Oleh Eileen Rachman & Emilia Jakob
Bila ingin melakukan efisiensi dan melihat ke dalam neraca perusahaan, kita akan menemukan bahwa unsur manusia umumnya tercantum pada bagian beban. Tidak heran dalam kondisi krisis, langkah pengurangan beban ini sering diambil oleh organisasi mengingat komposisinya bisa jadi sangat besar dalam neraca tersebut.
Namun, kita juga sadar bahwa pelaku agenda efisiensi, penggerak inovasi, dan yang mendorong perubahan terjadi pun adalah para manusia ini. Pada akhirnya, banyak organisasi kemudian mengganti nama divisi pengelola sumber daya manusia (SDM) dengan nama human capital, mengingat manusia adalah aset yang sangat dibutuhkan organisasi untuk memacu produktivitas.
Berbagai perangkat lunak kita gunakan untuk mengelola potensi dan kapasitas di lingkungan kerja. Semua ini dimungkinkan dengan teknologi yang semakin canggih. Dengan satu klik saja, kita bisa melihat latar belakang individu dan seberapa banyak ia berkontribusi pada lembaga kita.
Namun, seiring kemajuan teknologi, perubahan prioritas pun terjadi pada generasi muda saat ini, yang sepertinya memiliki posisi tawar lebih tinggi. Banyak dari generasi sekarang yang lebih memilih organisasi yang dapat memenuhi aspirasi mereka.
Artinya, manajemen talenta yang selama ini kita lakukan bisa jadi tidak lagi efektif untuk dapat memacu produktivitas karyawan. Kita mungkin perlu melakukan pendekatan tambahan atau justru yang berbeda sama sekali dengan apa yang sudah kita lakukan.
Sepertinya kita memang perlu mendalami dinamika manusia dengan lebih intensif lagi. Istilah people centric tidak bisa hanya di bibir. Kita perlu memikirkan strategi yang benar-benar back to human.

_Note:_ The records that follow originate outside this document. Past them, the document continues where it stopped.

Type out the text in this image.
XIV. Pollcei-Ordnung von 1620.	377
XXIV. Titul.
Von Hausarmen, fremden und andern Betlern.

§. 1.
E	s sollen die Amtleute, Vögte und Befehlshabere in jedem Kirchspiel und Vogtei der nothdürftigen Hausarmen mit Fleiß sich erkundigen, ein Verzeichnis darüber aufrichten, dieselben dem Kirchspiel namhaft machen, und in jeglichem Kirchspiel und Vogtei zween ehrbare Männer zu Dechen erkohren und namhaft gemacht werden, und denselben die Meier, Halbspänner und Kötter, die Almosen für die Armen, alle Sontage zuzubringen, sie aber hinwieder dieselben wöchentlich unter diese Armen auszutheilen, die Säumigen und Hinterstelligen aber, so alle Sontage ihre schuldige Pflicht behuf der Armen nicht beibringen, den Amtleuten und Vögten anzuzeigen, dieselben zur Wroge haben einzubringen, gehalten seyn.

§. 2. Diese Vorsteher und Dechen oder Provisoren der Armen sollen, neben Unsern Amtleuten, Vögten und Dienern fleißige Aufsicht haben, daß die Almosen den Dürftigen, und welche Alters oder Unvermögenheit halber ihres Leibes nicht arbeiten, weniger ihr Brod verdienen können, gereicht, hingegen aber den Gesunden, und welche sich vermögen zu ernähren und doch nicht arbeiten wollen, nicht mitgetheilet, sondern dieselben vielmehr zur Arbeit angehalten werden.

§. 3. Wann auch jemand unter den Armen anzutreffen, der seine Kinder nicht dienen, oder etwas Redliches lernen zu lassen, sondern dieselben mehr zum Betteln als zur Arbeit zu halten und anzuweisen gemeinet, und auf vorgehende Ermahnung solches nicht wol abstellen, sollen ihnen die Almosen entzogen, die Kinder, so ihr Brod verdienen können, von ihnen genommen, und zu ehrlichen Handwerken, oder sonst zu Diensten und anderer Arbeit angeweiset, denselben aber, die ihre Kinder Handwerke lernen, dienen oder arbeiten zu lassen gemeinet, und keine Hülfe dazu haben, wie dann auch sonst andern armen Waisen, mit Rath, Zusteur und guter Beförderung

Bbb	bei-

Pandemi juga membuat banyak individu lebih memperhatikan kesehatan mental dan fisiknya. Hal ini tentu berdampak pada kebijakan yang dimiliki organisasi mengenai pengelolaan manusianya.
Kita perlu mewaspadai apakah kemajuan teknologi juga membuat berkurangnya sikap humanis kita akibat dari pengelolaan SDM yang kian mekanistis? Padahal, kita tahu bahwa kondisi itu dapat membuat individu tidak lagi membawa dirinya secara utuh di tempat kerja.
Arti pendekatan humanis di tempat kerja
Para praktisi SDM merasakan adanya paradoks yang tidak nyaman. Di satu sisi, mereka tahu bahwa membangun hubungan dengan karyawan adalah hal yang penting. Di sisi lain, target produktivitas adalah beban tanggung jawab yang harus dipenuhi karyawan sehingga pemantauan kontribusi karyawan pun dilakukan secara intensif dan berdisiplin.